3. Despacho da Primeira Instância – Por decisão proferida em 29/10/2024, foi adjudicada a propriedade e posse da referida parcela à entidade expropriante.
4. Requerimento de rectificação – A entidade expropriante, entendendo que se trataria de mero lapso, pediu a rectificação daquele despacho de forma a determinar a integração da parcela expropriada no Património do Estado.
5. Despacho sobre a rectificação – Por decisão proferida em 04/11/2024 foi indeferida a pretendida rectificação, essencialmente por ter sido dado cumprimento ao disposto no art. 51.º, n.º 5, do Código das Expropriações.
6. Recurso de apelação – Inconformada com a decisão a entidade expropriante apelou apresentando as seguintes conclusões:
1. A entidade expropriante é subconcessionária da subconcessão do Litoral Oeste.

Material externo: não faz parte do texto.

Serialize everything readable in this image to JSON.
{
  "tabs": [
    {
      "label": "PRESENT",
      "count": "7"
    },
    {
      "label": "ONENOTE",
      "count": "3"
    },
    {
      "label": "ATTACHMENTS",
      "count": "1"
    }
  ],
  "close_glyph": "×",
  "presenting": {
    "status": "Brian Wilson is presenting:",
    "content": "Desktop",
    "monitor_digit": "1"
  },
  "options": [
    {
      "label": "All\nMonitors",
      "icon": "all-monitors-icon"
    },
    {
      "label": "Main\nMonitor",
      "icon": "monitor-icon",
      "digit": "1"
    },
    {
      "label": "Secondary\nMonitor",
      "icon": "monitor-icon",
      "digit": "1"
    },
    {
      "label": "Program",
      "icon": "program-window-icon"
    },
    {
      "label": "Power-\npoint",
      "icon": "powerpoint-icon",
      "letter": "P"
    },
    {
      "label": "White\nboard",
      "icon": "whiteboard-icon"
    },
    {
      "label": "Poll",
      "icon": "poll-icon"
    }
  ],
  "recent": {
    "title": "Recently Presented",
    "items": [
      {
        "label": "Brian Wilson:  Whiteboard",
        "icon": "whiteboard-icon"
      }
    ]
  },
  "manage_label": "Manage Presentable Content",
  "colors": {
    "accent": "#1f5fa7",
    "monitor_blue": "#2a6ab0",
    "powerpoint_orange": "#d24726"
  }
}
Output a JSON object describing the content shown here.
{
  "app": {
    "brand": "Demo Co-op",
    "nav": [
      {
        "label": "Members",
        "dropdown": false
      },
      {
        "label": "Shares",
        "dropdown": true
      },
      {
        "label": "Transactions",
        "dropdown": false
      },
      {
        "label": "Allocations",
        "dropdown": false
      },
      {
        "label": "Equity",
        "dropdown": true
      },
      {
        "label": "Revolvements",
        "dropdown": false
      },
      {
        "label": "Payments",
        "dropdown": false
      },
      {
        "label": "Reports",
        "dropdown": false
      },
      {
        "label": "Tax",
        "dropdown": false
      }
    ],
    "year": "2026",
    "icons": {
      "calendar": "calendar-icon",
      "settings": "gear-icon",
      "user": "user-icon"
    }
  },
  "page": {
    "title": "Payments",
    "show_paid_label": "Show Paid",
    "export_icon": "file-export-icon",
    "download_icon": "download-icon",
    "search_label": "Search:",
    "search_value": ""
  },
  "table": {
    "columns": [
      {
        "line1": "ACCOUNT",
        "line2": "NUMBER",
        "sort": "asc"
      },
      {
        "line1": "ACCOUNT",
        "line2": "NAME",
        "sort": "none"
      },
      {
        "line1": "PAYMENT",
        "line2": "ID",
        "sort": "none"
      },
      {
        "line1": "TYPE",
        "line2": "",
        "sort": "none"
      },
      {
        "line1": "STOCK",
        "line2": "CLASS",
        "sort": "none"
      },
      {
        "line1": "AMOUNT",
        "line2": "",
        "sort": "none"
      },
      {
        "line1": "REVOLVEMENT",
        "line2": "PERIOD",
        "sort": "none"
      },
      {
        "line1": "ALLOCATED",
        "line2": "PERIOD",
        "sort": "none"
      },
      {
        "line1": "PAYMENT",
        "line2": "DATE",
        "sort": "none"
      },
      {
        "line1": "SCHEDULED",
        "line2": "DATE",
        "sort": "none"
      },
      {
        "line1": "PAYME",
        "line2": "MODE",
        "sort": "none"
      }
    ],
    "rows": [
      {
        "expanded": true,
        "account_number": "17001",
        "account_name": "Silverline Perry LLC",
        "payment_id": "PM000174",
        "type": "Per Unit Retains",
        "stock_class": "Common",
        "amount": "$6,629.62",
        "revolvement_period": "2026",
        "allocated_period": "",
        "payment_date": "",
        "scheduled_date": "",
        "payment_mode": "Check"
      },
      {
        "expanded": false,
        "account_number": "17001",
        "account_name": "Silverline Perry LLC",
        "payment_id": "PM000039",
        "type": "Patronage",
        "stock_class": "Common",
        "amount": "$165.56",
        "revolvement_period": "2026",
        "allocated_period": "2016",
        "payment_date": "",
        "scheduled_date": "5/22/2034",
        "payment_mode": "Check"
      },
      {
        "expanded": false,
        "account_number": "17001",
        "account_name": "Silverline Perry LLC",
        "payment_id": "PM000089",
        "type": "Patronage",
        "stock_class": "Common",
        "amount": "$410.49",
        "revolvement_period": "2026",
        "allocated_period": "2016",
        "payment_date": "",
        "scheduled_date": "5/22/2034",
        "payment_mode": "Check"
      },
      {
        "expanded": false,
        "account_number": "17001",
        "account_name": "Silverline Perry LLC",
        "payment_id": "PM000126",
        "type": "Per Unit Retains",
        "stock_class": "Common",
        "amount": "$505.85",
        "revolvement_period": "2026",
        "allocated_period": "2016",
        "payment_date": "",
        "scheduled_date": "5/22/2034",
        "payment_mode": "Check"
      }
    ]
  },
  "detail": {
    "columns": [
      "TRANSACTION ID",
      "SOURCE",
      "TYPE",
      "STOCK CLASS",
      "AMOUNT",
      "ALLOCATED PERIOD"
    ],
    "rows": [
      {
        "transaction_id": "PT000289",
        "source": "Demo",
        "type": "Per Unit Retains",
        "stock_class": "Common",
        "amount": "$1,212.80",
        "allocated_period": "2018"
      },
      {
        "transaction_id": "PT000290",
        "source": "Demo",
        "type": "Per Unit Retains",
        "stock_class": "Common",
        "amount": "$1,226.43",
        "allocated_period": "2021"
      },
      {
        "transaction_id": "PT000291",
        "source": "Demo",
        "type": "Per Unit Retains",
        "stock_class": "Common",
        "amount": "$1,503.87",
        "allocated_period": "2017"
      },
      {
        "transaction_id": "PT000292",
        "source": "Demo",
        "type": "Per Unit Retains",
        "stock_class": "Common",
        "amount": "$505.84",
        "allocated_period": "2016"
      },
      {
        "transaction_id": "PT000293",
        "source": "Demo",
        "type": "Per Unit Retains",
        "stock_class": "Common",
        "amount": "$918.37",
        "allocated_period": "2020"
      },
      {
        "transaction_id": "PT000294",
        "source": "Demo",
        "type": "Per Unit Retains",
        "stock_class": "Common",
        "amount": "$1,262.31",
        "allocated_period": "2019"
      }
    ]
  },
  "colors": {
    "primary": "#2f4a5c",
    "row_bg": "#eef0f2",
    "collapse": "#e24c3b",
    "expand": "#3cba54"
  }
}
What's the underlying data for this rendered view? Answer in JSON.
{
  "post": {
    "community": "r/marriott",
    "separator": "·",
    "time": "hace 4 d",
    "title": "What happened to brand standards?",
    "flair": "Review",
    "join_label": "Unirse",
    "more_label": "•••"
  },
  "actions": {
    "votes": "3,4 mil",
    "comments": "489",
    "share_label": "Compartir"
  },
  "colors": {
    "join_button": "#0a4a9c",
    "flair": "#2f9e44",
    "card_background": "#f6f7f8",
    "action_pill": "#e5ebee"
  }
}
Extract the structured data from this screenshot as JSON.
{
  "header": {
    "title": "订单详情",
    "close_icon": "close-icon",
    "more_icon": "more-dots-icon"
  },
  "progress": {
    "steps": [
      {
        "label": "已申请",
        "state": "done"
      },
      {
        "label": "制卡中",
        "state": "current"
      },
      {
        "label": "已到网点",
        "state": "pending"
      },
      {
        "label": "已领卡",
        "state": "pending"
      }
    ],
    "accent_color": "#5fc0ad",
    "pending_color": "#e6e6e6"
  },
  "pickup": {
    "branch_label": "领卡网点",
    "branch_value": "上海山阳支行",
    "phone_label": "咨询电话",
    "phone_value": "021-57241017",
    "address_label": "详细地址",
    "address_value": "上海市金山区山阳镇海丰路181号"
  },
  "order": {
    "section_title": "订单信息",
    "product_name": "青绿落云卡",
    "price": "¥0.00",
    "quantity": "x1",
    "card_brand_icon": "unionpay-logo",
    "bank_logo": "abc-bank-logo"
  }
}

2. O contrato de subconcessão de obras públicas não abrange a transferência a propriedade dos bens expropriados.
3. Consequentemente, em processo de expropriação por utilidade pública, destinada à construção de uma auto-estrada, a adjudicação da propriedade dos imóveis expropriados deve ser feita a favor do Estado.
4. Para além da vasta e unânime jurisprudência assim concluir, foram recentemente prolatados três doutos acórdãos, relativos à mesma entidade expropriante e à mesma concessão, que deram procedência ao recurso e concluíram que as respetivas parcelas devem ser adjudicadas ao Estado.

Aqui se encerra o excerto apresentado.